I need to show if $|G|=p^2$, then either $G\cong \mathbb{Z}_{p^2}$ or $G\cong \mathbb{Z}_{p} \times \mathbb{Z}_{p}$.
Let $x$ be any element in $G$. Then $o(x)$ divides $p^2$. There are three possible cases: either $o(x)=1$, or $o(x)=p$ or $o(x)=p^2$. If $o(x)=1$, then $x=e$. Now, if $o(x)=p^2$, then $G=\langle x \rangle$, thus $G \cong \mathbb{Z}_{p^2}$.

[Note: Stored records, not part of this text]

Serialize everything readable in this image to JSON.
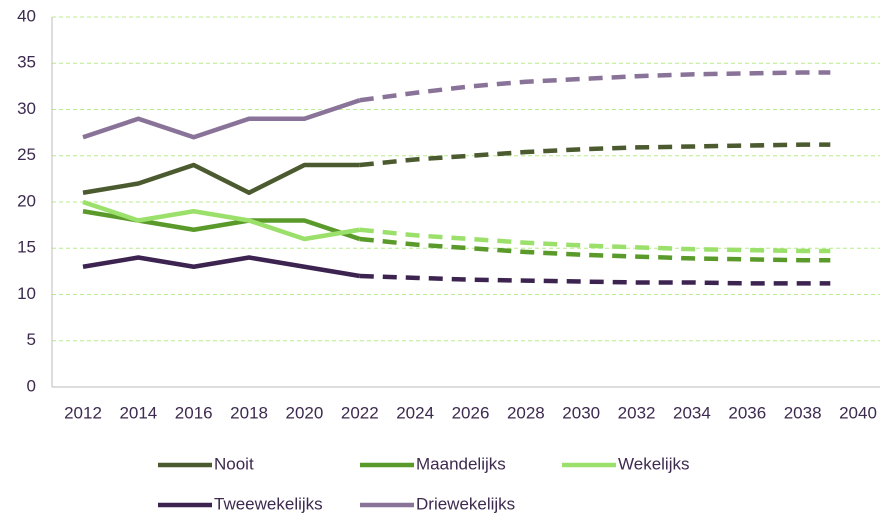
{
  "chart_data": {
    "type": "line",
    "x": [
      2012,
      2014,
      2016,
      2018,
      2020,
      2022,
      2024,
      2026,
      2028,
      2030,
      2032,
      2034,
      2036,
      2038,
      2039
    ],
    "xlim": [
      2012,
      2040
    ],
    "xticks": [
      2012,
      2014,
      2016,
      2018,
      2020,
      2022,
      2024,
      2026,
      2028,
      2030,
      2032,
      2034,
      2036,
      2038,
      2040
    ],
    "ylim": [
      0,
      40
    ],
    "yticks": [
      0,
      5,
      10,
      15,
      20,
      25,
      30,
      35,
      40
    ],
    "grid": true,
    "legend": "bottom",
    "series": [
      {
        "name": "Nooit",
        "color": "#4b5a2f",
        "values": [
          21,
          22,
          24,
          21,
          24,
          24,
          null,
          null,
          null,
          null,
          null,
          null,
          null,
          null,
          null
        ],
        "projection": [
          null,
          null,
          null,
          null,
          null,
          24,
          24.6,
          25.0,
          25.4,
          25.7,
          25.9,
          26.0,
          26.1,
          26.2,
          26.2
        ]
      },
      {
        "name": "Maandelijks",
        "color": "#5a9a2a",
        "values": [
          19,
          18,
          17,
          18,
          18,
          16,
          null,
          null,
          null,
          null,
          null,
          null,
          null,
          null,
          null
        ],
        "projection": [
          null,
          null,
          null,
          null,
          null,
          16,
          15.4,
          15.0,
          14.6,
          14.3,
          14.1,
          13.9,
          13.8,
          13.7,
          13.7
        ]
      },
      {
        "name": "Wekelijks",
        "color": "#9be06b",
        "values": [
          20,
          18,
          19,
          18,
          16,
          17,
          null,
          null,
          null,
          null,
          null,
          null,
          null,
          null,
          null
        ],
        "projection": [
          null,
          null,
          null,
          null,
          null,
          17,
          16.4,
          16.0,
          15.6,
          15.3,
          15.1,
          14.9,
          14.8,
          14.7,
          14.7
        ]
      },
      {
        "name": "Tweewekelijks",
        "color": "#3d2450",
        "values": [
          13,
          14,
          13,
          14,
          13,
          12,
          null,
          null,
          null,
          null,
          null,
          null,
          null,
          null,
          null
        ],
        "projection": [
          null,
          null,
          null,
          null,
          null,
          12,
          11.8,
          11.6,
          11.5,
          11.4,
          11.3,
          11.3,
          11.2,
          11.2,
          11.2
        ]
      },
      {
        "name": "Driewekelijks",
        "color": "#8a7398",
        "values": [
          27,
          29,
          27,
          29,
          29,
          31,
          null,
          null,
          null,
          null,
          null,
          null,
          null,
          null,
          null
        ],
        "projection": [
          null,
          null,
          null,
          null,
          null,
          31,
          31.8,
          32.5,
          33.0,
          33.3,
          33.6,
          33.8,
          33.9,
          34.0,
          34.0
        ]
      }
    ]
  }
}
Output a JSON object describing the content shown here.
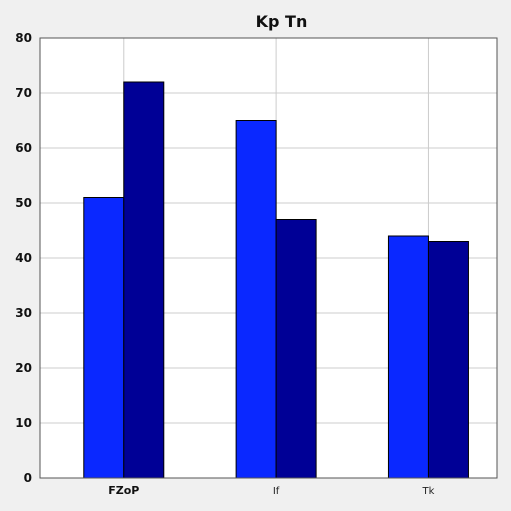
{
  "chart_data": {
    "type": "bar",
    "title": "Kp Tn",
    "xlabel": "",
    "ylabel": "",
    "categories": [
      "FZoP",
      "If",
      "Tk"
    ],
    "series": [
      {
        "values": [
          51,
          65,
          44
        ],
        "color": "#0a28ff"
      },
      {
        "values": [
          72,
          47,
          43
        ],
        "color": "#000096"
      }
    ],
    "ylim": [
      0,
      80
    ],
    "yticks": [
      0,
      10,
      20,
      30,
      40,
      50,
      60,
      70,
      80
    ],
    "grid": true,
    "legend": "none",
    "colors": {
      "background": "#f0f0f0",
      "plot_background": "#ffffff",
      "grid": "#cccccc",
      "bar_edge": "#000000"
    }
  }
}
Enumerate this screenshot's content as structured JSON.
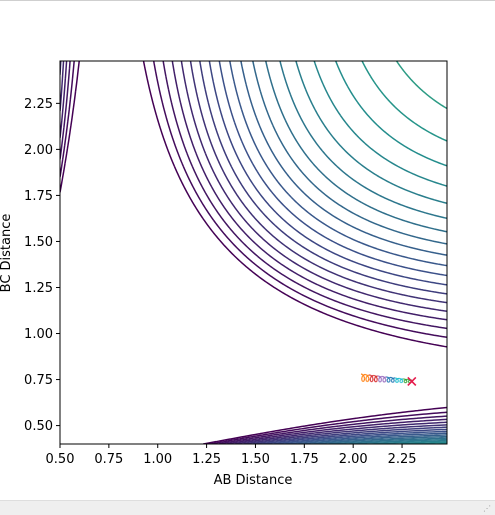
{
  "chart_data": {
    "type": "contour",
    "xlabel": "AB Distance",
    "ylabel": "BC Distance",
    "xlim": [
      0.5,
      2.48
    ],
    "ylim": [
      0.4,
      2.48
    ],
    "xticks": [
      "0.50",
      "0.75",
      "1.00",
      "1.25",
      "1.50",
      "1.75",
      "2.00",
      "2.25"
    ],
    "yticks": [
      "0.50",
      "0.75",
      "1.00",
      "1.25",
      "1.50",
      "1.75",
      "2.00",
      "2.25"
    ],
    "colormap": [
      "#440154",
      "#3b528b",
      "#21918c",
      "#5ec962",
      "#fde725"
    ],
    "trajectory": {
      "start": {
        "x": 2.04,
        "y": 0.76
      },
      "end": {
        "x": 2.3,
        "y": 0.74
      },
      "marker": "x",
      "marker_color": "#e6194b"
    }
  },
  "window": {
    "grip_icon": "resize-grip-icon"
  }
}
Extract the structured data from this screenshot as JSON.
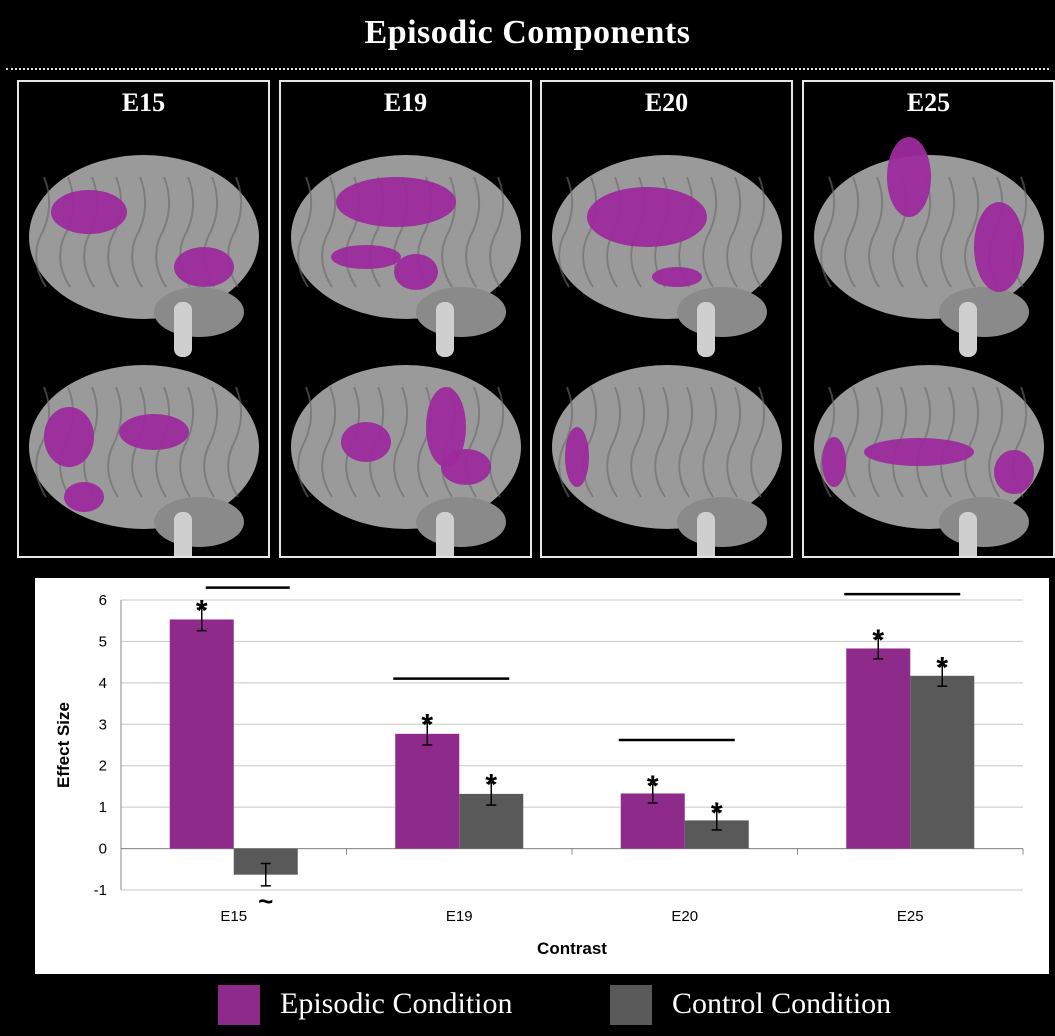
{
  "figure": {
    "title": "Episodic Components"
  },
  "panels": [
    {
      "label": "E15"
    },
    {
      "label": "E19"
    },
    {
      "label": "E20"
    },
    {
      "label": "E25"
    }
  ],
  "colors": {
    "episodic": "#8e2b8a",
    "control": "#595959",
    "brain_tissue": "#9a9a9a",
    "activation": "#9c2a9c"
  },
  "chart_data": {
    "type": "bar",
    "xlabel": "Contrast",
    "ylabel": "Effect Size",
    "ylim": [
      -1,
      6
    ],
    "yticks": [
      "-1",
      "0",
      "1",
      "2",
      "3",
      "4",
      "5",
      "6"
    ],
    "categories": [
      "E15",
      "E19",
      "E20",
      "E25"
    ],
    "grid": true,
    "legend_position": "bottom",
    "series": [
      {
        "name": "Episodic Condition",
        "values": [
          5.53,
          2.77,
          1.33,
          4.83
        ],
        "errors": [
          0.27,
          0.27,
          0.23,
          0.25
        ],
        "markers": [
          "*",
          "*",
          "*",
          "*"
        ]
      },
      {
        "name": "Control Condition",
        "values": [
          -0.63,
          1.32,
          0.68,
          4.17
        ],
        "errors": [
          0.27,
          0.27,
          0.23,
          0.25
        ],
        "markers": [
          "~",
          "*",
          "*",
          "*"
        ]
      }
    ]
  }
}
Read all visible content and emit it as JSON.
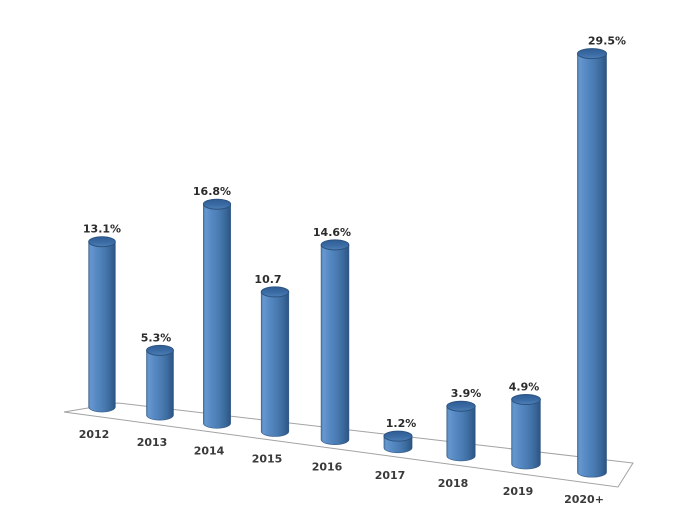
{
  "chart_data": {
    "type": "bar",
    "subtype": "3d-cylinder",
    "title": "",
    "xlabel": "",
    "ylabel": "",
    "legend_visible": false,
    "grid_visible": false,
    "categories": [
      "2012",
      "2013",
      "2014",
      "2015",
      "2016",
      "2017",
      "2018",
      "2019",
      "2020+"
    ],
    "values": [
      13.1,
      5.3,
      16.8,
      10.7,
      14.6,
      1.2,
      3.9,
      4.9,
      29.5
    ],
    "labels": [
      "13.1%",
      "5.3%",
      "16.8%",
      "10.7",
      "14.6%",
      "1.2%",
      "3.9%",
      "4.9%",
      "29.5%"
    ],
    "ylim": [
      0,
      31
    ],
    "colors": {
      "bar_fill": "#4f81bd",
      "bar_highlight": "#6697cf",
      "bar_shadow": "#2c5484",
      "bar_top": "#3d6da6",
      "bar_edge": "#2c5380",
      "floor_edge": "#a3a3a3",
      "value_label": "#2b2b2b",
      "category_label": "#3a3a3a",
      "background": "#ffffff"
    }
  }
}
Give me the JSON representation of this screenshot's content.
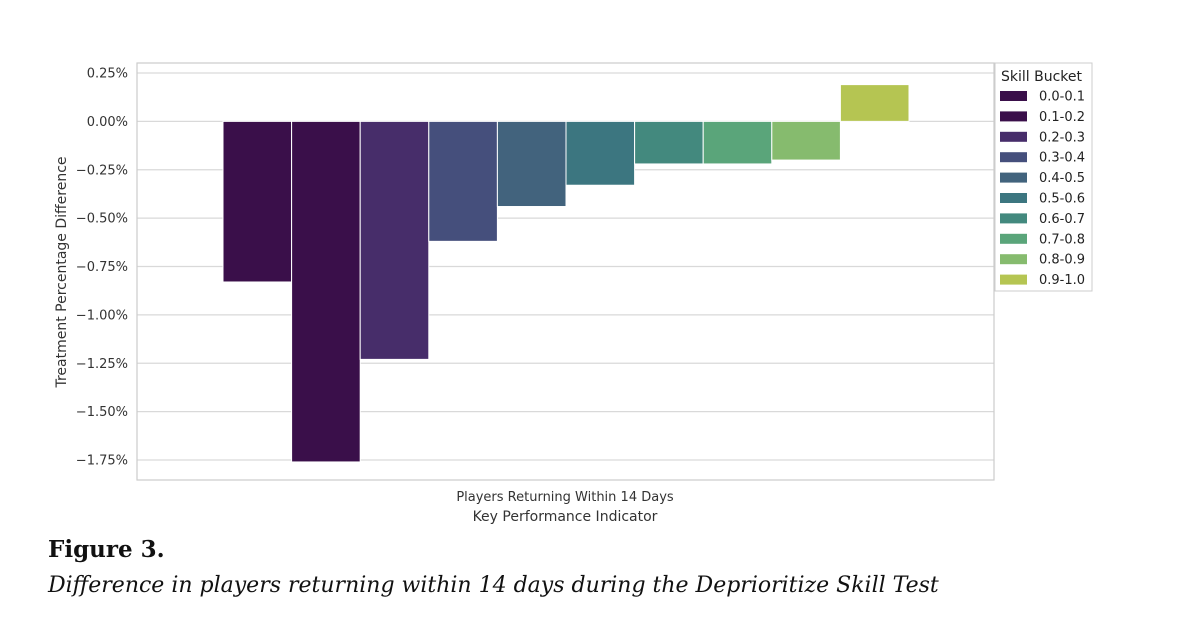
{
  "chart_data": {
    "type": "bar",
    "categories": [
      "Players Returning Within 14 Days"
    ],
    "xlabel": "Key Performance Indicator",
    "ylabel": "Treatment Percentage Difference",
    "ylim": [
      -1.85,
      0.3
    ],
    "yticks": [
      0.25,
      0.0,
      -0.25,
      -0.5,
      -0.75,
      -1.0,
      -1.25,
      -1.5,
      -1.75
    ],
    "ytick_labels": [
      "0.25%",
      "0.00%",
      "−0.25%",
      "−0.50%",
      "−0.75%",
      "−1.00%",
      "−1.25%",
      "−1.50%",
      "−1.75%"
    ],
    "grid": true,
    "legend": {
      "title": "Skill Bucket",
      "placement": "right"
    },
    "series": [
      {
        "name": "0.0-0.1",
        "values": [
          -0.83
        ],
        "color": "#3a0f4a"
      },
      {
        "name": "0.1-0.2",
        "values": [
          -1.76
        ],
        "color": "#3a0f4a"
      },
      {
        "name": "0.2-0.3",
        "values": [
          -1.23
        ],
        "color": "#472d6a"
      },
      {
        "name": "0.3-0.4",
        "values": [
          -0.62
        ],
        "color": "#454f7c"
      },
      {
        "name": "0.4-0.5",
        "values": [
          -0.44
        ],
        "color": "#42637d"
      },
      {
        "name": "0.5-0.6",
        "values": [
          -0.33
        ],
        "color": "#3c7680"
      },
      {
        "name": "0.6-0.7",
        "values": [
          -0.22
        ],
        "color": "#43897e"
      },
      {
        "name": "0.7-0.8",
        "values": [
          -0.22
        ],
        "color": "#5aa57a"
      },
      {
        "name": "0.8-0.9",
        "values": [
          -0.2
        ],
        "color": "#86bb6e"
      },
      {
        "name": "0.9-1.0",
        "values": [
          0.19
        ],
        "color": "#b5c552"
      }
    ]
  },
  "figure": {
    "number": "Figure 3.",
    "title": "Difference in players returning within 14 days during the Deprioritize Skill Test"
  }
}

And now this is part where I get stuck. If $o(x)=p$ then every element in the group has an order $p$. Let $a,b \in G$ with $a,b \ne e$ and $b$ is not a power of $a$. Now I need to show $\langle a \rangle \cap \langle b \rangle = \{ e \}$. Suppose $x\in \langle a \rangle \cap \langle b \rangle $. Then $x=a^m$ and $x=b^n$ for some integers $m,n$. Thus, $a^m=b^n$. I'm stuck here. How do I show that the previous condition forces $x$ to be the identity? I can prove the rest if this holds true.
Also, I know that if $|G|=p^2$ then $G$ is abelian.